12. OTHER CLAIMS FOR DAMAGES
12.1 The liability of the Supplier for damages, irrespective of the legal basis of such liability, applies only in the event of intentional or grossly negligent conduct. In the event of basic negligence (einfache Fahrlässigkeit), the Supplier shall only be liable for damage resulting from death, personal injury or damage to health, or for damage resulting from the violation of a fundamental contractual obligation (wesentliche Vertragspflicht) (an obligation the fulfillment of which renders the proper performance of the contract possible in the first instance and the compliance with which a contractual partner typically does, and is entitled to, relies upon); in such case, however, the liability of the Supplier shall be limited to the reimbursement of foreseeable and typical damage.

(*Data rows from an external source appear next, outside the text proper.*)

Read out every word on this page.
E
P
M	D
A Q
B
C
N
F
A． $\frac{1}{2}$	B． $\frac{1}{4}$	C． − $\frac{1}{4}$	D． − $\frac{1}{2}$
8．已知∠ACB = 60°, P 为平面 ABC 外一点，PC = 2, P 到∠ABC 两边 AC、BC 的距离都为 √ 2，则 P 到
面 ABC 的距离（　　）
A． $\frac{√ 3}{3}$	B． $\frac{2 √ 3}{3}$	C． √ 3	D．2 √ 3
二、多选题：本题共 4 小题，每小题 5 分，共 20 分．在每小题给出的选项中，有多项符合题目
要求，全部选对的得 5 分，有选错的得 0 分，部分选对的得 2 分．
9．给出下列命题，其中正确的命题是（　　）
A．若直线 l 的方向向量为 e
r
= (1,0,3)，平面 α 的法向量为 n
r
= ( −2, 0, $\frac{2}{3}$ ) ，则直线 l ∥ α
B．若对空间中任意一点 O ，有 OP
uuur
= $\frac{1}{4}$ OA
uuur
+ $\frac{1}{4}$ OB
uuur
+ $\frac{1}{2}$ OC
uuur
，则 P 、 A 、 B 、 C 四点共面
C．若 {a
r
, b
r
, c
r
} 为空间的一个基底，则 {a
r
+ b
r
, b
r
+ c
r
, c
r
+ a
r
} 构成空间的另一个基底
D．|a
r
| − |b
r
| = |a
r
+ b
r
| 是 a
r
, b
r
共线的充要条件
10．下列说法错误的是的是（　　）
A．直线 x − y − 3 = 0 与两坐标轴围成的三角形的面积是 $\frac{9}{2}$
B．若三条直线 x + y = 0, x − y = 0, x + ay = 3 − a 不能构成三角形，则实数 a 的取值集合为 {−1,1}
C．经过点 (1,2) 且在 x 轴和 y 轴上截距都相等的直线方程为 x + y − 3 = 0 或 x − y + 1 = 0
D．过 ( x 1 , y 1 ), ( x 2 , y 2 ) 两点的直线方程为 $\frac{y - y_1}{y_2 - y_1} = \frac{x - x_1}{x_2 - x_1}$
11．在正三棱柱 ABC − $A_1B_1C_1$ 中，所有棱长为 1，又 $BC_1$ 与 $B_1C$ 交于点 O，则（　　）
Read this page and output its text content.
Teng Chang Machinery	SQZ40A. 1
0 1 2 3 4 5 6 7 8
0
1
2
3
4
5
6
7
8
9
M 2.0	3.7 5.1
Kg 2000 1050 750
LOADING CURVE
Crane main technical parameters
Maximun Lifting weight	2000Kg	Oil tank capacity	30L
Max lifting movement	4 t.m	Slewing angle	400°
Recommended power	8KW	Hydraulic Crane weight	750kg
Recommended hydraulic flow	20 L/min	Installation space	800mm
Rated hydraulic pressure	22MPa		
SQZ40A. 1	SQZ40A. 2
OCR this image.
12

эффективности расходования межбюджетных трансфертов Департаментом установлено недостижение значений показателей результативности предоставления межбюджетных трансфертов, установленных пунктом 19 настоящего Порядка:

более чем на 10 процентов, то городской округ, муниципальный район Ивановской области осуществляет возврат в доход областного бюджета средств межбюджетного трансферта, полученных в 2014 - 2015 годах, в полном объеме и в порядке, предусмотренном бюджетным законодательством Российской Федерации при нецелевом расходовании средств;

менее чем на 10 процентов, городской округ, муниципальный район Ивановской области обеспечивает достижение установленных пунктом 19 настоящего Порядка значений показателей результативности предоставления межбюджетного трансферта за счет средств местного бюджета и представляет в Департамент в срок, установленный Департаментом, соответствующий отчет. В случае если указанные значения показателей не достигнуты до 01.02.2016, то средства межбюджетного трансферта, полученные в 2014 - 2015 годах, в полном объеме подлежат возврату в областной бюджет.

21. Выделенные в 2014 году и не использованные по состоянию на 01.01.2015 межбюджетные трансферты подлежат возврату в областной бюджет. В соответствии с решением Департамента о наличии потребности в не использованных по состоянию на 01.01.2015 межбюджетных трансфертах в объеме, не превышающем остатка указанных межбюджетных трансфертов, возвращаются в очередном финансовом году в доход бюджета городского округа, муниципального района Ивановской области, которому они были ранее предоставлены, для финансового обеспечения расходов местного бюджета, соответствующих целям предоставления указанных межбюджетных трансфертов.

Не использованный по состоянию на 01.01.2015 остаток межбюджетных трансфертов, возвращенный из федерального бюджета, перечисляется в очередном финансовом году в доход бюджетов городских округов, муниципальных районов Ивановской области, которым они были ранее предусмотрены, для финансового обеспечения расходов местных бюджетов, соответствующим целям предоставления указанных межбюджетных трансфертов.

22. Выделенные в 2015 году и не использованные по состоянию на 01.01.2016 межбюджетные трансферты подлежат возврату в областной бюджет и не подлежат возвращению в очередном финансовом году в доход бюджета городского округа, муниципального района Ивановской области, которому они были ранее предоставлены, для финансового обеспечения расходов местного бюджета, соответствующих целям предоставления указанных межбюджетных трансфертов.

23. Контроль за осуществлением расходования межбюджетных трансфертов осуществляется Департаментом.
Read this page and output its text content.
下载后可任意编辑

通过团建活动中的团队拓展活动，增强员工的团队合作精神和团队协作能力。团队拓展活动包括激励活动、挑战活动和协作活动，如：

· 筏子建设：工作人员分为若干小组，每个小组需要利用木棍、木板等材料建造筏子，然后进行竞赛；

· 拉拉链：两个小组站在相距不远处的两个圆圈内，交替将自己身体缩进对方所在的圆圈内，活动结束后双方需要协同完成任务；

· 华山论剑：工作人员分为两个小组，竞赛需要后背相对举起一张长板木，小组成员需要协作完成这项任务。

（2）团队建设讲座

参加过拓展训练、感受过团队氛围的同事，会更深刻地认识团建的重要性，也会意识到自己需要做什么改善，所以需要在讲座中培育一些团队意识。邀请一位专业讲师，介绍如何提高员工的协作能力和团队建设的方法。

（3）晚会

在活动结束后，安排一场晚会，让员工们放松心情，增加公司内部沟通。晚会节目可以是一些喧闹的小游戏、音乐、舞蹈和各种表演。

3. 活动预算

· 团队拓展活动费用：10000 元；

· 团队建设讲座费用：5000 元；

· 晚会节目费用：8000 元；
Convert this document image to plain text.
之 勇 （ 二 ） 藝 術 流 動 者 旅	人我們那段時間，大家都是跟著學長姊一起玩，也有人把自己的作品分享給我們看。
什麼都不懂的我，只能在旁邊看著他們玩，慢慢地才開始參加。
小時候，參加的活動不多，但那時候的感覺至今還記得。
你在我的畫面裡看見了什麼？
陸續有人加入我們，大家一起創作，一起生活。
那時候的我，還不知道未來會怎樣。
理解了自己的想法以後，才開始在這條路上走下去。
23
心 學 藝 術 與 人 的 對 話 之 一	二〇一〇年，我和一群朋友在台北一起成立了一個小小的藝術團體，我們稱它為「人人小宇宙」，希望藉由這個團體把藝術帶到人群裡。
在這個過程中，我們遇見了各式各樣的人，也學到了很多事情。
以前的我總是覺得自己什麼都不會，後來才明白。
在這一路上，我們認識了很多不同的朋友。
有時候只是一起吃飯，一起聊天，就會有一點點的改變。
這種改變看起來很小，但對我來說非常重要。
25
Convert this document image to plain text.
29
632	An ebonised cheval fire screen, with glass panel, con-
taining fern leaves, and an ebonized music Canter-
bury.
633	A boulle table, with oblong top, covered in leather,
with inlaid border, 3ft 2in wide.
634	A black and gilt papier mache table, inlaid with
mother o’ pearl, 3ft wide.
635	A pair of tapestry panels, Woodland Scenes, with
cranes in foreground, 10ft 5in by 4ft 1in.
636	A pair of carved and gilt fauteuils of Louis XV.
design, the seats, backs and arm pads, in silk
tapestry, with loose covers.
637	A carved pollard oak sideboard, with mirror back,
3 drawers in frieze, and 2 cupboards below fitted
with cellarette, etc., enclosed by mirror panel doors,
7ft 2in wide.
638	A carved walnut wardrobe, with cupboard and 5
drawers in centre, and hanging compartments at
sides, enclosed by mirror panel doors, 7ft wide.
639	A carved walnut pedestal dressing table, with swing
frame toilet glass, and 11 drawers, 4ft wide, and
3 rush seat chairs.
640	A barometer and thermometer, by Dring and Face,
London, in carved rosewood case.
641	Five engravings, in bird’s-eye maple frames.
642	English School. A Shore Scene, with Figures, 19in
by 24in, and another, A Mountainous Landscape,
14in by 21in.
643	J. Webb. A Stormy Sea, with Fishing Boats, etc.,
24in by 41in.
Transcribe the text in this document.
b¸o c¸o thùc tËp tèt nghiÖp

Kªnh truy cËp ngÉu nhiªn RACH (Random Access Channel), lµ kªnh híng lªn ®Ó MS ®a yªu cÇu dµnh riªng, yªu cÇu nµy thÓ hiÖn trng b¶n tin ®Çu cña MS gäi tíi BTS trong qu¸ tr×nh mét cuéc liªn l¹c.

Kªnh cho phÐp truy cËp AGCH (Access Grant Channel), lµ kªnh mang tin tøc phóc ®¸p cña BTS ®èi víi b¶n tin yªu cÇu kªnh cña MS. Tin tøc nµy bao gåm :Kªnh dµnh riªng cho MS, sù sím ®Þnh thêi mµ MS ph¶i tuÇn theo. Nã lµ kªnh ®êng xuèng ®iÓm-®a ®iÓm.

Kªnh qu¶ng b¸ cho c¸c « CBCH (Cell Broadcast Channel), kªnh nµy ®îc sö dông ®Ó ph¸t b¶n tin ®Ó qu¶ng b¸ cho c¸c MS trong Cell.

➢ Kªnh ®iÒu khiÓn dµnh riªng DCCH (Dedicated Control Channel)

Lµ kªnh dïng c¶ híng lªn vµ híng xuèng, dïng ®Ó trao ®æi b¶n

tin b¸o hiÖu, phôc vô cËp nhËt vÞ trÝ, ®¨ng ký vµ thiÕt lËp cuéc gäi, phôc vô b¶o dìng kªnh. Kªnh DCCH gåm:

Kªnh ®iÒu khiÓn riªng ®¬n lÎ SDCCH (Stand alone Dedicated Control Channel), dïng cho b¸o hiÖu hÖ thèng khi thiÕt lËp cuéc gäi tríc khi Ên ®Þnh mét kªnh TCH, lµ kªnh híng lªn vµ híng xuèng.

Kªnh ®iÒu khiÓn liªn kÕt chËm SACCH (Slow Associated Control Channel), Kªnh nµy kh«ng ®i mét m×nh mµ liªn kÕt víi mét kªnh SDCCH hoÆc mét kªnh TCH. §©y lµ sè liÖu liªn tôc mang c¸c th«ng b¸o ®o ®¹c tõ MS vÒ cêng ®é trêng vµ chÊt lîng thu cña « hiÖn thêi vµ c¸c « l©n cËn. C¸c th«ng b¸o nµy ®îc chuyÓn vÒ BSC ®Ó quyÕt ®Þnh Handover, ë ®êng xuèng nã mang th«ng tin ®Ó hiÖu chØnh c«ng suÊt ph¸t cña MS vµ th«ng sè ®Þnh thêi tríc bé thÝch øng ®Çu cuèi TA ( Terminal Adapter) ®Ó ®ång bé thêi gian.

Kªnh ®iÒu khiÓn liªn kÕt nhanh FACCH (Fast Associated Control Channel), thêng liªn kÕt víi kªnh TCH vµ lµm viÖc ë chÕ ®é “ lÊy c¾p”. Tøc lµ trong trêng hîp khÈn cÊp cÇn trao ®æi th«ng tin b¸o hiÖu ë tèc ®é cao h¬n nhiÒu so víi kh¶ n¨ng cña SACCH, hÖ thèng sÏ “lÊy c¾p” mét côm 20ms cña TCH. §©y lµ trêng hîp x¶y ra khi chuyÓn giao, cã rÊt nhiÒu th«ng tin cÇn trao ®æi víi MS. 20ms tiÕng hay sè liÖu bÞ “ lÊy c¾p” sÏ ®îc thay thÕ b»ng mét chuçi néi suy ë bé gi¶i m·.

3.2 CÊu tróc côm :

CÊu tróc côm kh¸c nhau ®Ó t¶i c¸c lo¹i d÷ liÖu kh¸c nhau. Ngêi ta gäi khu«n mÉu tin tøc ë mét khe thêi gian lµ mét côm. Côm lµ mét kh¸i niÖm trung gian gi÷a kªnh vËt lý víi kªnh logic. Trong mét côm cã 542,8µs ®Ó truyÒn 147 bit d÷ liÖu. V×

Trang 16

12.2 The limitations of liability set forth in Section 12.1 shall not apply in the event that the Supplier has willfully (arglistig) concealed a defect or has provided a guarantee as to the nature and quality of the Goods. The manufacturer’s warranty shall not constitute the providing of a guarantee by the Supplier. Sentence 1 shall apply accordingly to claims of the Customer arising under the German Product Liability Act (Produkthaftungsgesetz).
12.3 To the extent that the Customer has valid claims for damages under this Section 12, such claims shall become timebarred upon expiry of the limitation period applicable to quality defects pursuant to Section 9.2. In the case of claims for damages under the German Product Liability Act, the statutory provisions governing limitation periods shall apply.
13. EXPORT RESTRICTIONS
The Customer shall not export, reexport or transfer directly or indirectly, any Goods or technical data received from the Supplier to any country or user if such export, reexport or transfer is restricted under the laws applicable in the country where the Customer is registered or resident, without first obtaining any required governmental or similar license, authorization, certification or approval. If the Customer resells or otherwise disposes of any Goods or technical data purchased hereunder, it will comply with any export restrictions applicable.
14. VENUE AND APPLICABLE LAW
14.1 If the Customer is considered a business person (Kaufmann) according to the German Commercial Code (Handelsgesetzbuch), the sole venue for all disputes arising directly or indirectly from or in connection with the contractual relationship between the Supplier and the Customer shall be the Supplier’s place of business. However, the Supplier may also bring an action at the general place of jurisdiction of the Customer.
14.2 Legal relations existing in connection with the contractual relationship between the Supplier and the Customer shall be governed by German substantive law, to the exclusion of the United Nations Convention on Contracts for the International Sale of Goods (CISG). The requirements and effects of the retention of title agreed above shall be governed by the law applicable at the place of the storage of the Goods insofar as the choice in favor of German law should be unlawful or invalid pursuant to the respective law.